1. Use an eyes-and-ears team to understand what's going on.
The eyes-and-ears team should consist of managers and executives who are unafraid of challenging the status quo and consider innovation as a solution to any problem. It should be a collection of people with diverse perspectives who can help your company identify and evaluate potential innovations from all angles and develop pragmatic approaches.
When an innovative solution is apparent, the E&E team should bring together leaders from different departments to discuss and then execute. The E&E team is all about pushing a company out of its comfort zone and into the mindset of an entrepreneur-owner. It is how companies like Amazon can succeed in several product verticals, due in large part to their willingness to see what's forthcoming and incorporate it intelligently, cost-effectively and rapidly.
2. Build an innovation lab.
Whereas the E&E team is optimized for business leaders, innovation labs are built for researchers, technologists and builders. There, collaboration leads not only to the exploration of new solutions, but also to the translation of those solutions into real and actionable innovations. The innovation lab's focus is on researching, designing and building innovative solutions.
Similar to the E&E team, an innovation lab must be a collection of people with diverse voices and experiences. This variety helps avoid the creation of a monoculture, which can impede innovation, if not cannibalize it.
When the E&E team identifies a particular challenge or pain point and moves to evaluate a series of recommended solutions, the innovation lab goes into action. Have this lab team contextualize the E&E team's recommendations, using them to create unique and useful minimum viable products to validate solutions. Industry experts should freely and frequently collaborate with the innovation lab so that the lab's research, design and build efforts occur within the context of the market.
3. Establish a venture capital arm to buy solutions.
When you've identified innovative solutions and opportunities, the first decision is whether to buy or build. This is where a venture capital arm can play a critical role. Every venture arm needs the requisite funds if a business truly wants to capitalize on new and often time-sensitive innovations.

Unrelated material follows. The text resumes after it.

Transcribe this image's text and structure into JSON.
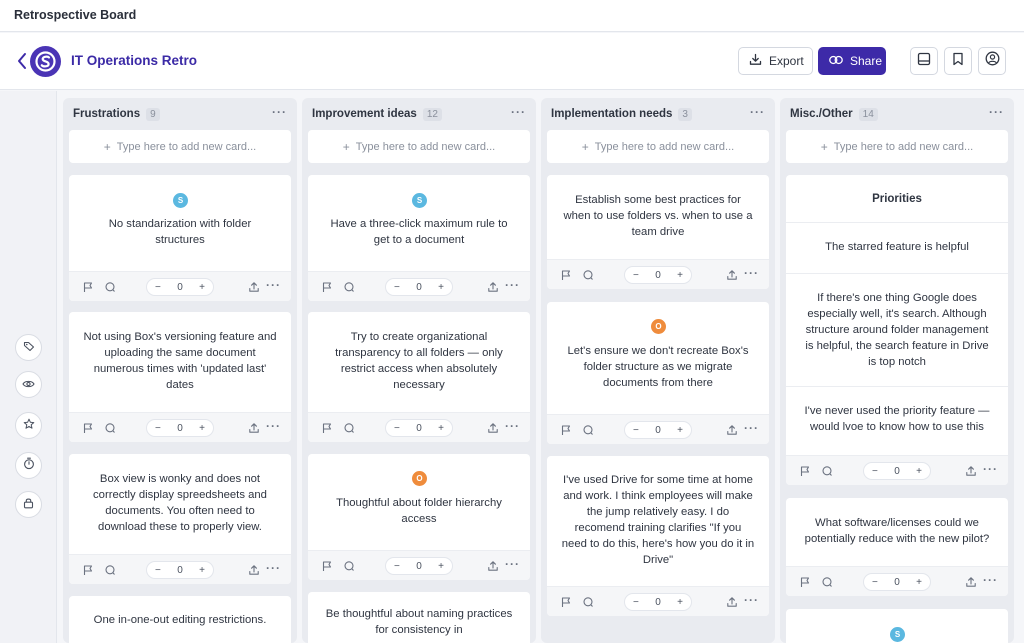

The ultimate goal of a VC arm should be to further the innovative capabilities of a business while seeking a return on capital over some designated period. For VC funding to be successful within the innovative structure of an organization, the E&E team must identify the most valuable entrepreneurial opportunities, then team with the VC arm and innovation lab to execute along the appropriate courses of action.
4. Leverage an innovation accelerator.
The innovation accelerator's primary role is to ensure a smooth and speedy path for all innovative endeavors. The accelerator team should consist of people well versed in various business operations who can efficiently process, analyze and then utilize data to act quickly, often in the face of significant ambiguity.
When building the accelerator team, focus on identifying experts from various departments across the company. Use their diverse experiences and skill sets to foster an environment where people can make informed and intelligent decisions to drive innovation and accelerate growth, without being limited by the perilous notion of "how we have always done it."
To be successful, a business, large or small, should not simply focus on the latest technology, but rather should work proactively to establish an environment of constant evolution and relative comfort around change. By establishing the aforementioned innovation infrastructure – including mutually supportive teams representing eyes and ears, innovation labs, venture capital, and acceleration – leaders can build companies that will not just survive disruption, but drive disruption.